As I looked closer at what I was writing, I noticed that the reason I was repeating “the person you are asking to change” so often was that I was trying to avoid the awkward “him or her.” Aha! My real goal was to find words that were both gender-inclusive and graceful. By focusing so intently on my “need” for a better word, I had distracted myself from discovering my real goal, the deeper value. Once I realized that my real goal was to find graceful gender-inclusive terms, I solve the problem easily.
I think you’ll agree that this example is relatively harmless. I wasted a few hours of my time, and perhaps a few hours of my friends’ time. Not a major disaster.
But what if something similar happens on your projects, on your requirements? What if the deeper need behind some “critical” requirement turns out not to be very important after all? What if the requirement will not really satisfy the underlying need?

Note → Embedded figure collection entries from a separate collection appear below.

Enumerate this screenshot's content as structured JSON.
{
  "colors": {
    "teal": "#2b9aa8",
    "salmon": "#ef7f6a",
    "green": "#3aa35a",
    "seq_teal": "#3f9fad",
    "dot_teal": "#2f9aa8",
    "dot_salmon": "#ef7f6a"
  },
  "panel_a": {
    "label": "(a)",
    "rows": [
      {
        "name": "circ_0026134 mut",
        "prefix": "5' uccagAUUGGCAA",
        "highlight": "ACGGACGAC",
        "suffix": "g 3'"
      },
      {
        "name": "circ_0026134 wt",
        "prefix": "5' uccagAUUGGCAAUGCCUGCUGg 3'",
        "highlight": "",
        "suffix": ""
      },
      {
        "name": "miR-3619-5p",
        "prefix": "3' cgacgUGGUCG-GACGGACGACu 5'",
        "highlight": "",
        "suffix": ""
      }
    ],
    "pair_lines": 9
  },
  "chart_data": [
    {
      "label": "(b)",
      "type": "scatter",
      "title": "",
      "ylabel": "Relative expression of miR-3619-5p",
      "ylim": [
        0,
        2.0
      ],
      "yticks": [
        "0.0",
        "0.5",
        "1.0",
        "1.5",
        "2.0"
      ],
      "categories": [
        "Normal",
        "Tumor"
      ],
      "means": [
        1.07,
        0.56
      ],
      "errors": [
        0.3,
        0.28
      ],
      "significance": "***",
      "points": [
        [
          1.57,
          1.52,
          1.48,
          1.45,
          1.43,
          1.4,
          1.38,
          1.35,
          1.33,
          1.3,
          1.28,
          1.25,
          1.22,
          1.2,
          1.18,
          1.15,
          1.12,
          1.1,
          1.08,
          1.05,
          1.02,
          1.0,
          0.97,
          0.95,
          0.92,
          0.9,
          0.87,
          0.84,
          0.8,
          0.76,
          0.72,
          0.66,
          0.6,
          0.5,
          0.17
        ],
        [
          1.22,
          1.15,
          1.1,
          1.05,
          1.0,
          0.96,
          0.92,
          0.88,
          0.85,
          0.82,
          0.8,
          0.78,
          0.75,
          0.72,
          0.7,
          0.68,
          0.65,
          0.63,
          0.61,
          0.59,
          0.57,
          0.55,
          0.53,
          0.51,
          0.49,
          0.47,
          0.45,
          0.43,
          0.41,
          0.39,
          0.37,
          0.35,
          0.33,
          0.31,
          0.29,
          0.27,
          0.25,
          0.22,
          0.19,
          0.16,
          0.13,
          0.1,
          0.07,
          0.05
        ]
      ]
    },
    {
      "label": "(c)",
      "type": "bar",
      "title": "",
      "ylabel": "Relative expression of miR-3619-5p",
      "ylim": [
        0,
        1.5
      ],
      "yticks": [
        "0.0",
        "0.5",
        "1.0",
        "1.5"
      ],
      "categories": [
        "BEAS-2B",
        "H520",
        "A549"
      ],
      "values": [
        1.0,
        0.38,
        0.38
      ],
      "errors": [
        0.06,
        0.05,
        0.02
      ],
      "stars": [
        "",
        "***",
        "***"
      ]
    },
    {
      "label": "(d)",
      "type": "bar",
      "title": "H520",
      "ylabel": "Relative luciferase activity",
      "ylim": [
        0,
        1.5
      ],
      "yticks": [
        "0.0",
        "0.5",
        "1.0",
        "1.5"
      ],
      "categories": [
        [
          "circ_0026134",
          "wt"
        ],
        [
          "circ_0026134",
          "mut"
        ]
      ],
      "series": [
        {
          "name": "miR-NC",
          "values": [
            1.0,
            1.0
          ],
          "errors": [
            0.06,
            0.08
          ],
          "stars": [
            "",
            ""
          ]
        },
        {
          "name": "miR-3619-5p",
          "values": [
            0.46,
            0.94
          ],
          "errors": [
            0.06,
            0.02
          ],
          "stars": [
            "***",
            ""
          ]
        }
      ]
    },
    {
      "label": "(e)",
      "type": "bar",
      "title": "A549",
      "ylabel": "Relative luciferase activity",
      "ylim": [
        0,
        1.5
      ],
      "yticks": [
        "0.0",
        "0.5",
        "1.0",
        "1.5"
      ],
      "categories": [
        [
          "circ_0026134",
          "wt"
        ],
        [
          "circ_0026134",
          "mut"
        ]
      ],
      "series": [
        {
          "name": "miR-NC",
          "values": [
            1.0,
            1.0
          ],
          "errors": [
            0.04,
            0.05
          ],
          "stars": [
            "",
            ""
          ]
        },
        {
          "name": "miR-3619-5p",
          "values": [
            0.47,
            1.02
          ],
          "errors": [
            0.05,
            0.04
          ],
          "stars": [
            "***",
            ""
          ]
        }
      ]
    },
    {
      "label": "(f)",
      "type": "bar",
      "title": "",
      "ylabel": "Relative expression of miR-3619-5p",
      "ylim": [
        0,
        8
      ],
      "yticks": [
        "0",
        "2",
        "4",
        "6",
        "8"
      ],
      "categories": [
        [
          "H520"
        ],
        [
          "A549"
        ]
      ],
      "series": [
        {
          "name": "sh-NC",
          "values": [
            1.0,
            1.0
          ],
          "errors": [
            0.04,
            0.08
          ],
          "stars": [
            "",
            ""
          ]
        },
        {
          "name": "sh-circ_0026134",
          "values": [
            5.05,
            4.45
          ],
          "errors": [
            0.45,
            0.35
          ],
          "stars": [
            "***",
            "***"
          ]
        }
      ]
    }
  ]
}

What if there are better ways to satisfy the underlying need? What if you discover these problems only after you spend precious time, money, and attention to implement the requirement?
Don’t let your need to quickly sort requirements distract you from understanding the requirements more fully. Take the time — especially for the requirements that you are sure are “needs” — to test your underlying beliefs and values. What underlying value motivates this requirement? Will implementing this requirement really satisfy the underlying value? What makes us think so? Is this requirement necessary, or might there be simpler, less costly ways to satisfy the underlying need?